La nostra società, diventata liquida, consente scoperte, carriere e successi, ma effimeri. E sui social media l’intrecciarsi delle amicizie rivela spesso una insopportabile labilità. Si rintracciano, è vero, i vecchi compagni di scuola. Raramente, ci si incontra e si parla davvero. C’è un grande rumore di fondo. Quando s’attenua, a essere rumorosa è appunto la silenziosa solitudine.
Di storie scomposte, sconclusionate, malinconiche sono intessute anche le vite delle sei persone che compongono la giuria popolare d’un clamoroso processo per un duplice omicidio, protagoniste de “I giorni del giudizio” di Carlo Simi (Sellerio, pagg. 552, euro 15). Lo sfondo del racconto sta tra Lucca e Viareggio. Le vittime sono una signora bella e ricchissima e un ragazzo che si dice sia stato il suo amante. L’accusato è il marito di lei, famiglia potente e carica d’ombre. Come sono andate davvero le cose? Non è questo l’aspetto più importante. A leggere le oltre 500 pagine scritte benissimo, si scopre che contano davvero i diversi punti di vista, gli intrecci tra giustizia formale e faccende private, gli sguardi smarriti davanti alle pressioni dell’opinione pubblica, i pregiudizi e le ferite di chi osserva, deve giudicare e a un certo punto rischia di smarrire perfino il senso della verità. Inquietudine e solitudine, ancora una volta.

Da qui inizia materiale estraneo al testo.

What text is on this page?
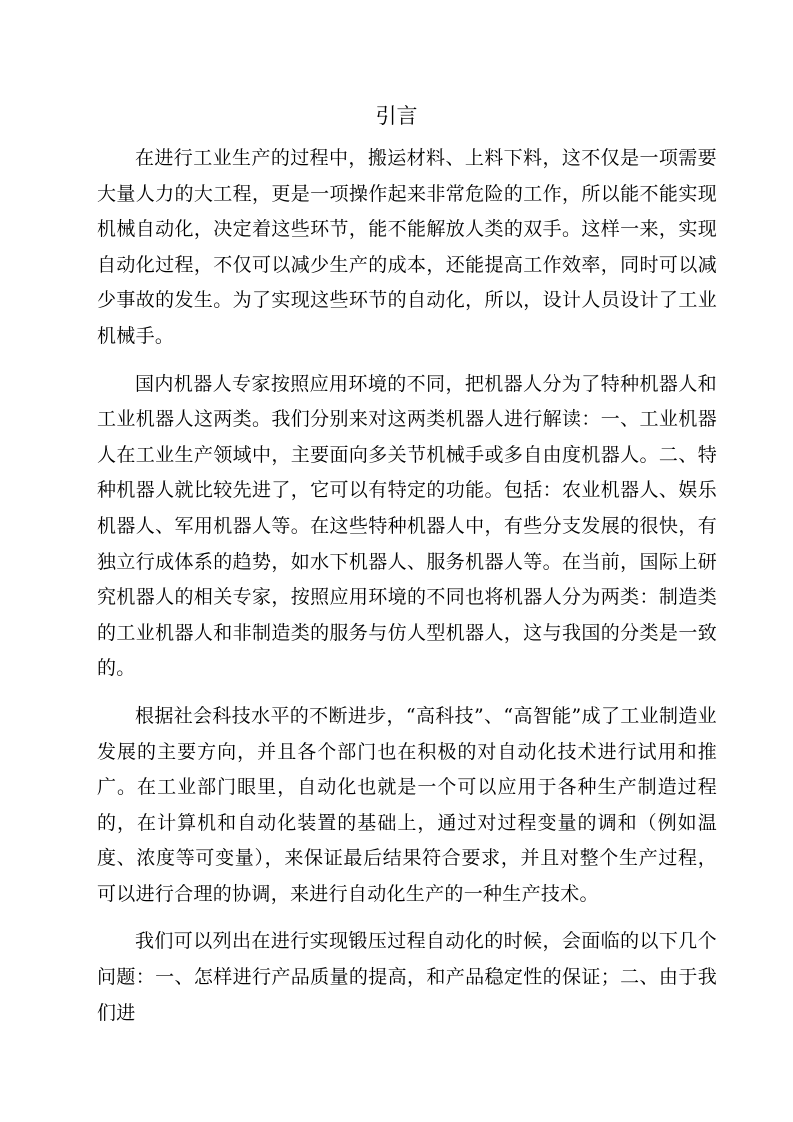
引言

在进行工业生产的过程中，搬运材料、上料下料，这不仅是一项需要大量人力的大工程，更是一项操作起来非常危险的工作，所以能不能实现机械自动化，决定着这些环节，能不能解放人类的双手。这样一来，实现自动化过程，不仅可以减少生产的成本，还能提高工作效率，同时可以减少事故的发生。为了实现这些环节的自动化，所以，设计人员设计了工业机械手。

国内机器人专家按照应用环境的不同，把机器人分为了特种机器人和工业机器人这两类。我们分别来对这两类机器人进行解读：一、工业机器人在工业生产领域中，主要面向多关节机械手或多自由度机器人。二、特种机器人就比较先进了，它可以有特定的功能。包括：农业机器人、娱乐机器人、军用机器人等。在这些特种机器人中，有些分支发展的很快，有独立行成体系的趋势，如水下机器人、服务机器人等。在当前，国际上研究机器人的相关专家，按照应用环境的不同也将机器人分为两类：制造类的工业机器人和非制造类的服务与仿人型机器人，这与我国的分类是一致的。

根据社会科技水平的不断进步，“高科技”、“高智能”成了工业制造业发展的主要方向，并且各个部门也在积极的对自动化技术进行试用和推广。在工业部门眼里，自动化也就是一个可以应用于各种生产制造过程的，在计算机和自动化装置的基础上，通过对过程变量的调和（例如温度、浓度等可变量），来保证最后结果符合要求，并且对整个生产过程，可以进行合理的协调，来进行自动化生产的一种生产技术。

我们可以列出在进行实现锻压过程自动化的时候，会面临的以下几个问题：一、怎样进行产品质量的提高，和产品稳定性的保证；二、由于我们进
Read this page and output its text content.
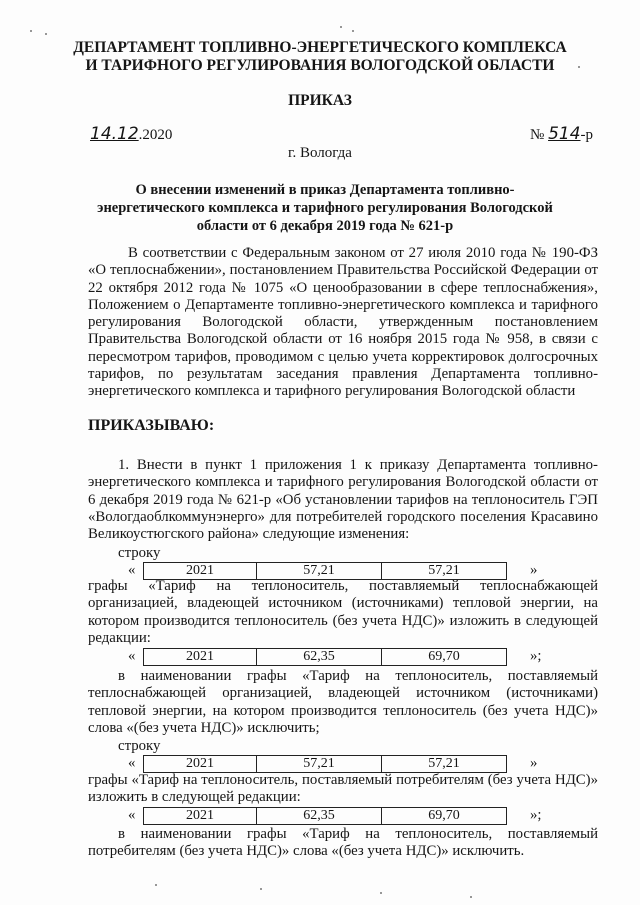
ДЕПАРТАМЕНТ ТОПЛИВНО-ЭНЕРГЕТИЧЕСКОГО КОМПЛЕКСА
И ТАРИФНОГО РЕГУЛИРОВАНИЯ ВОЛОГОДСКОЙ ОБЛАСТИ
ПРИКАЗ
14.12.2020	№ 514-р
г. Вологда
О внесении изменений в приказ Департамента топливно-
энергетического комплекса и тарифного регулирования Вологодской
области от 6 декабря 2019 года № 621-р

В соответствии с Федеральным законом от 27 июля 2010 года № 190-ФЗ «О теплоснабжении», постановлением Правительства Российской Федерации от 22 октября 2012 года № 1075 «О ценообразовании в сфере теплоснабжения», Положением о Департаменте топливно-энергетического комплекса и тарифного регулирования Вологодской области, утвержденным постановлением Правительства Вологодской области от 16 ноября 2015 года № 958, в связи с пересмотром тарифов, проводимом с целью учета корректировок долгосрочных тарифов, по результатам заседания правления Департамента топливно-энергетического комплекса и тарифного регулирования Вологодской области

ПРИКАЗЫВАЮ:

1. Внести в пункт 1 приложения 1 к приказу Департамента топливно-энергетического комплекса и тарифного регулирования Вологодской области от 6 декабря 2019 года № 621-р «Об установлении тарифов на теплоноситель ГЭП «Вологдаоблкоммунэнерго» для потребителей городского поселения Красавино Великоустюгского района» следующие изменения:

строку
«	2021	57,21	57,21	»

графы «Тариф на теплоноситель, поставляемый теплоснабжающей организацией, владеющей источником (источниками) тепловой энергии, на котором производится теплоноситель (без учета НДС)» изложить в следующей редакции:

«	2021	62,35	69,70	»;

в наименовании графы «Тариф на теплоноситель, поставляемый теплоснабжающей организацией, владеющей источником (источниками) тепловой энергии, на котором производится теплоноситель (без учета НДС)» слова «(без учета НДС)» исключить;

строку
«	2021	57,21	57,21	»

графы «Тариф на теплоноситель, поставляемый потребителям (без учета НДС)» изложить в следующей редакции:

«	2021	62,35	69,70	»;

в наименовании графы «Тариф на теплоноситель, поставляемый потребителям (без учета НДС)» слова «(без учета НДС)» исключить.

E di cosa sono intessute le vicende delle donne raccontate da Maria Attanasio in “Lo splendore del niente e altre storie”, (Sellerio, pagg. 219, euro 14)? I racconti partono dalle cronache del Settecento in un’immaginaria Calacte, che somiglia a Caltagirone e si snodano tra conventi e palazzi, tuguri nei vicoli della città e spazi aperti nelle campagne gelide o riarse (mai, un clima mediano, rassicurante), macerie del terremoto del 1698 e roghi dell’Inquisizione.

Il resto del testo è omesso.